As discussed at the meeting this morning, the goal is to standardize the per sample FORMAT fields including the below fields from bam-readcount output. These fields are a subset of the Mutect2 FORMAT fields, the only ones missing are FOXOG, GQ, PGT, PID and PL
. I can't think of a way to calculate values for those with bam-readcount alone.
##FORMAT=<ID=AD,Number=R,Type=Integer,Description="Allelic depths for the ref and alt alleles in the order listed">
##FORMAT=<ID=AF,Number=1,Type=Float,Description="Allele fraction of the event in the tumor">
##FORMAT=<ID=ALT_F1R2,Number=1,Type=Integer,Description="Count of reads in F1R2 pair orientation supporting the alternate allele">
##FORMAT=<ID=ALT_F2R1,Number=1,Type=Integer,Description="Count of reads in F2R1 pair orientation supporting the alternate allele">
##FORMAT=<ID=DP,Number=1,Type=Integer,Description="Approximate read depth (reads with MQ=255 or with bad mates are filtered)">
##FORMAT=<ID=GT,Number=1,Type=String,Description="Genotype">
##FORMAT=<ID=QSS,Number=A,Type=Integer,Description="Sum of base quality scores for each allele">
##FORMAT=<ID=REF_F1R2,Number=1,Type=Integer,Description="Count of reads in F1R2 pair orientation supporting the reference allele">
##FORMAT=<ID=REF_F2R1,Number=1,Type=Integer,Description="Count of reads in F2R1 pair orientation supporting the reference allele">
VAFs are another output of the detect_variants workflow that are currently missing.
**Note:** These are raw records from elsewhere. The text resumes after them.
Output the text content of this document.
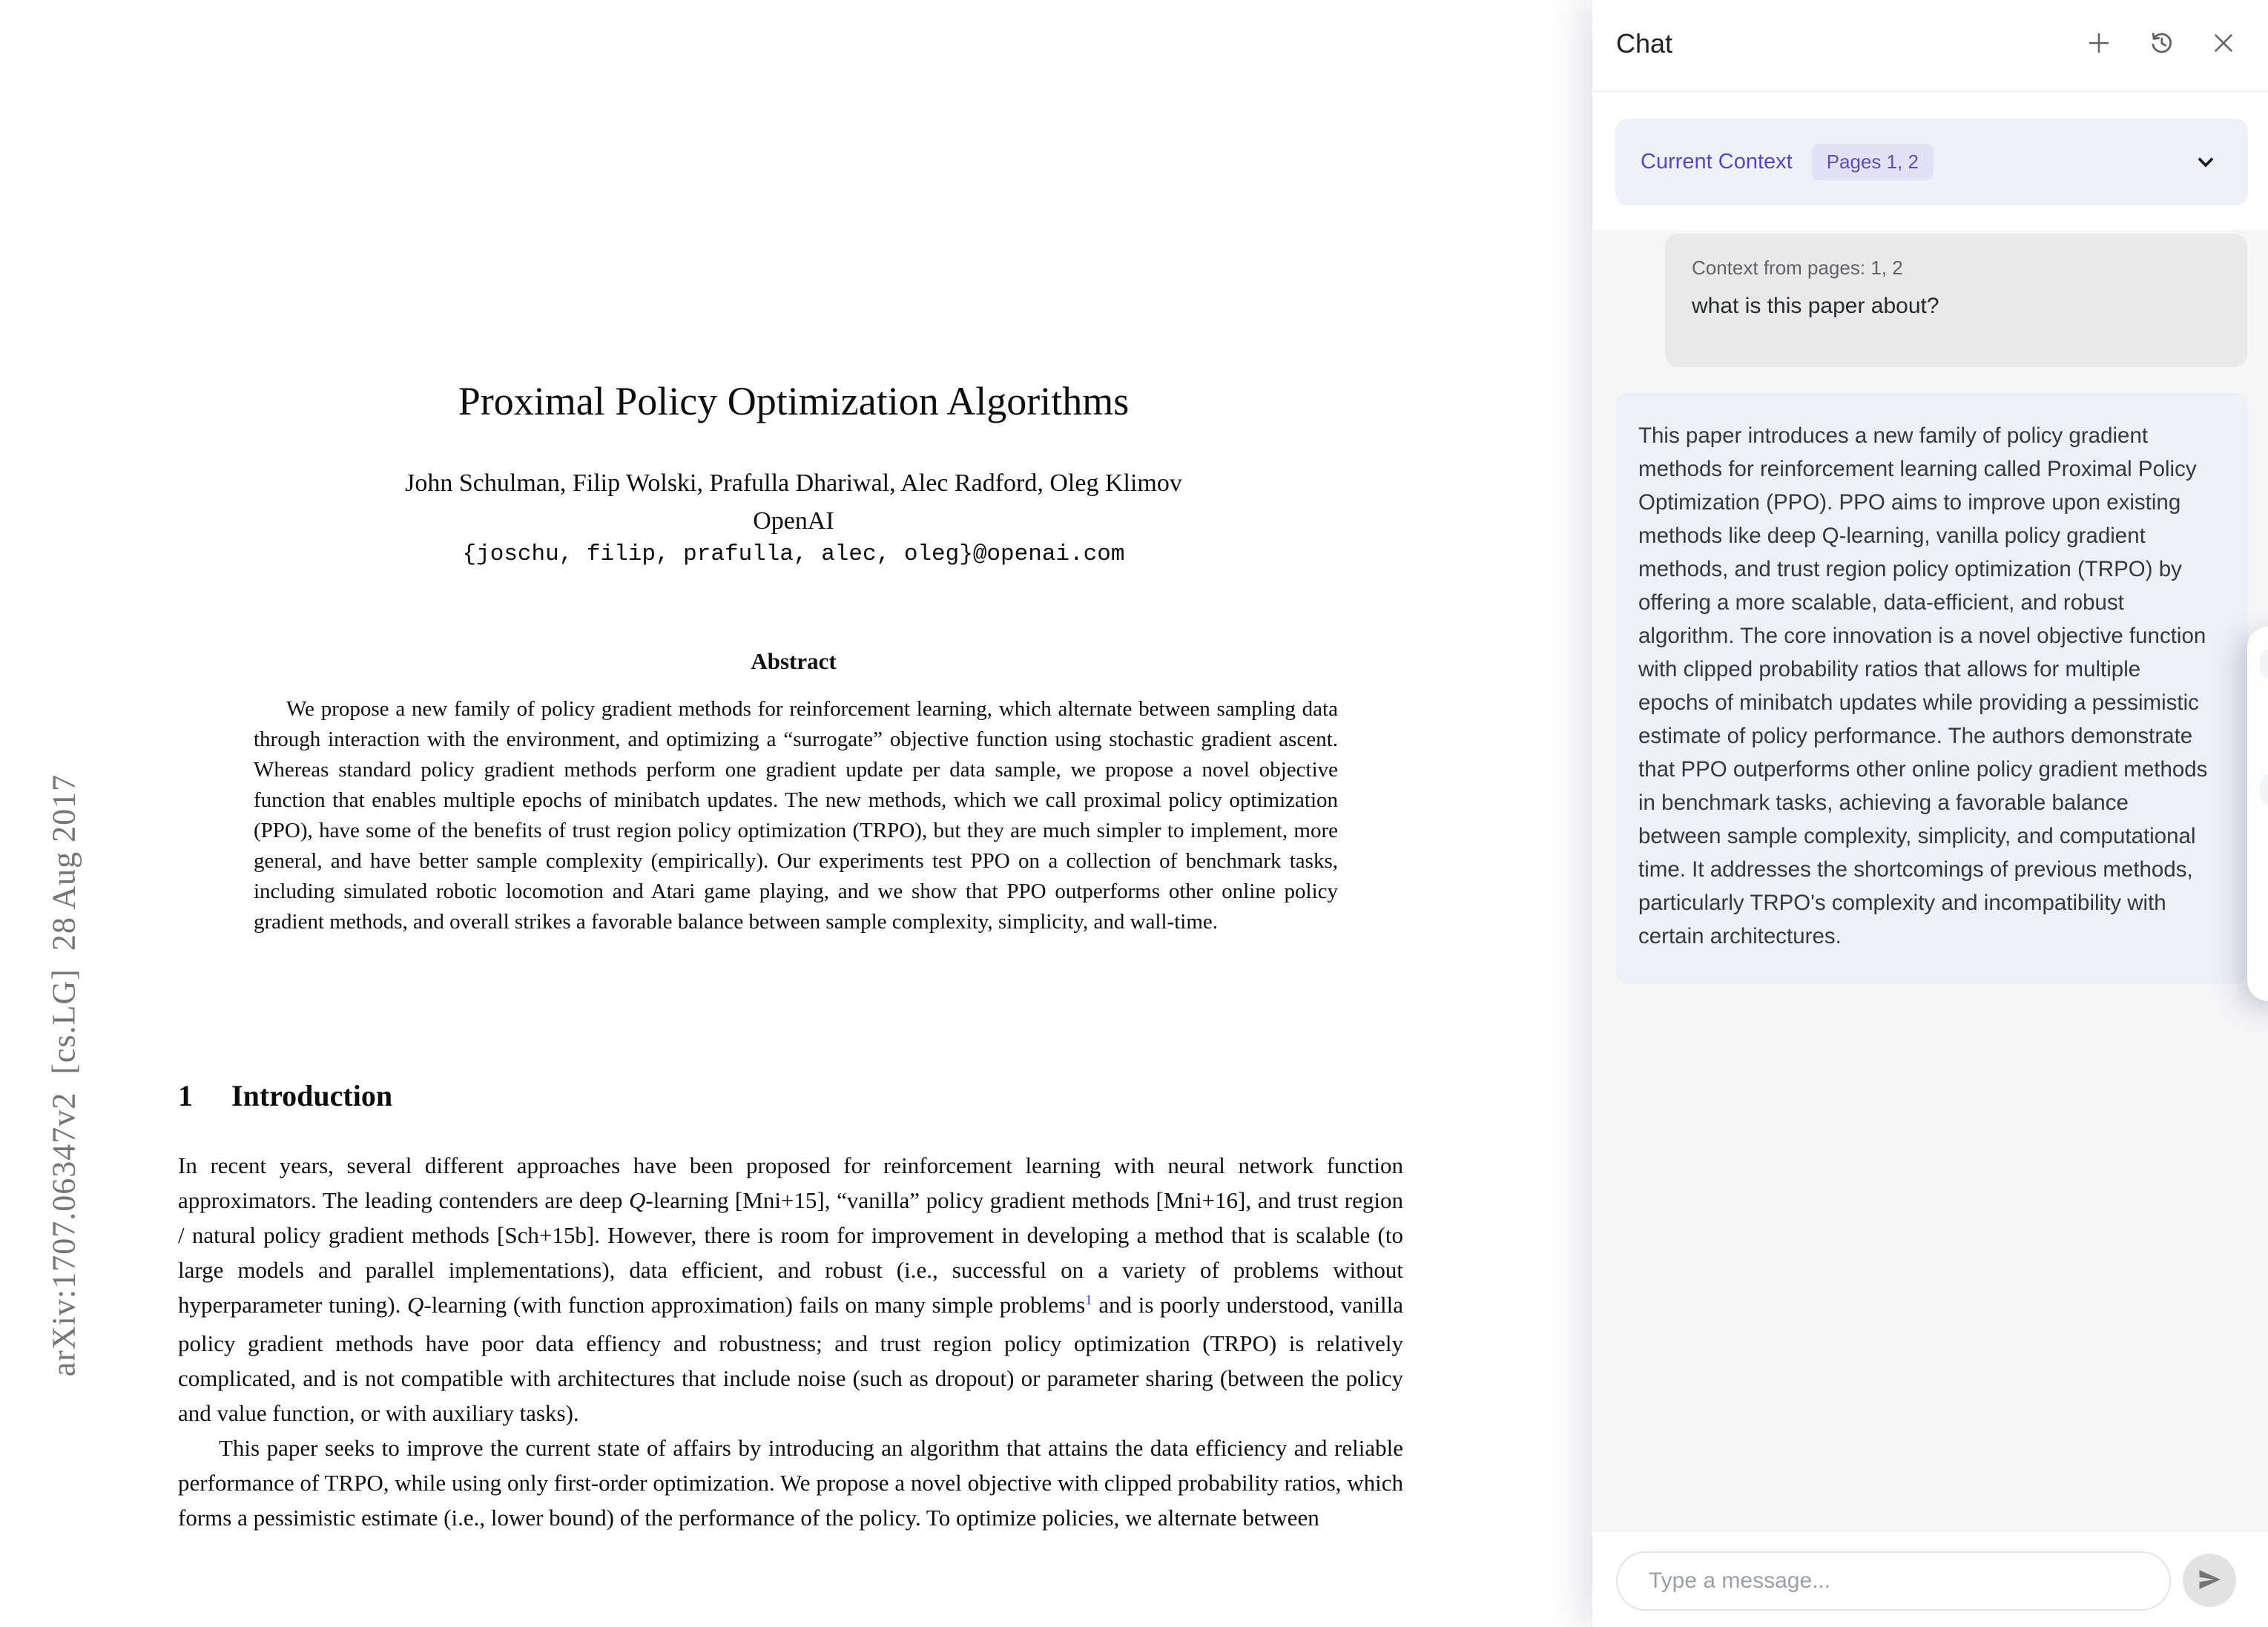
arXiv:1707.06347v2  [cs.LG]  28 Aug 2017
Proximal Policy Optimization Algorithms
John Schulman, Filip Wolski, Prafulla Dhariwal, Alec Radford, Oleg Klimov
OpenAI
{joschu, filip, prafulla, alec, oleg}@openai.com
Abstract

We propose a new family of policy gradient methods for reinforcement learning, which alternate between sampling data through interaction with the environment, and optimizing a “surrogate” objective function using stochastic gradient ascent. Whereas standard policy gradient methods perform one gradient update per data sample, we propose a novel objective function that enables multiple epochs of minibatch updates. The new methods, which we call proximal policy optimization (PPO), have some of the benefits of trust region policy optimization (TRPO), but they are much simpler to implement, more general, and have better sample complexity (empirically). Our experiments test PPO on a collection of benchmark tasks, including simulated robotic locomotion and Atari game playing, and we show that PPO outperforms other online policy gradient methods, and overall strikes a favorable balance between sample complexity, simplicity, and wall-time.

1 Introduction

In recent years, several different approaches have been proposed for reinforcement learning with neural network function approximators. The leading contenders are deep Q-learning [Mni+15], “vanilla” policy gradient methods [Mni+16], and trust region / natural policy gradient methods [Sch+15b]. However, there is room for improvement in developing a method that is scalable (to large models and parallel implementations), data efficient, and robust (i.e., successful on a variety of problems without hyperparameter tuning). Q-learning (with function approximation) fails on many simple problems$^1$ and is poorly understood, vanilla policy gradient methods have poor data effiency and robustness; and trust region policy optimization (TRPO) is relatively complicated, and is not compatible with architectures that include noise (such as dropout) or parameter sharing (between the policy and value function, or with auxiliary tasks).

This paper seeks to improve the current state of affairs by introducing an algorithm that attains the data efficiency and reliable performance of TRPO, while using only first-order optimization. We propose a novel objective with clipped probability ratios, which forms a pessimistic estimate (i.e., lower bound) of the performance of the policy. To optimize policies, we alternate between

Chat
Current Context	Pages 1, 2
Context from pages: 1, 2
what is this paper about?
This paper introduces a new family of policy gradient methods for reinforcement learning called Proximal Policy Optimization (PPO). PPO aims to improve upon existing methods like deep Q-learning, vanilla policy gradient methods, and trust region policy optimization (TRPO) by offering a more scalable, data-efficient, and robust algorithm. The core innovation is a novel objective function with clipped probability ratios that allows for multiple epochs of minibatch updates while providing a pessimistic estimate of policy performance. The authors demonstrate that PPO outperforms other online policy gradient methods in benchmark tasks, achieving a favorable balance between sample complexity, simplicity, and computational time. It addresses the shortcomings of previous methods, particularly TRPO's complexity and incompatibility with certain architectures.
Type a message...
These can be calculated from bam-readcount output, see #127. However, annotating the VCF with new VAFs has been a long-standing issue. There are GATK walker modules that could do this, but I don't think they will run outside of running HaplotypeCaller.
I think this issue still requires some discussion and investigation before development begins.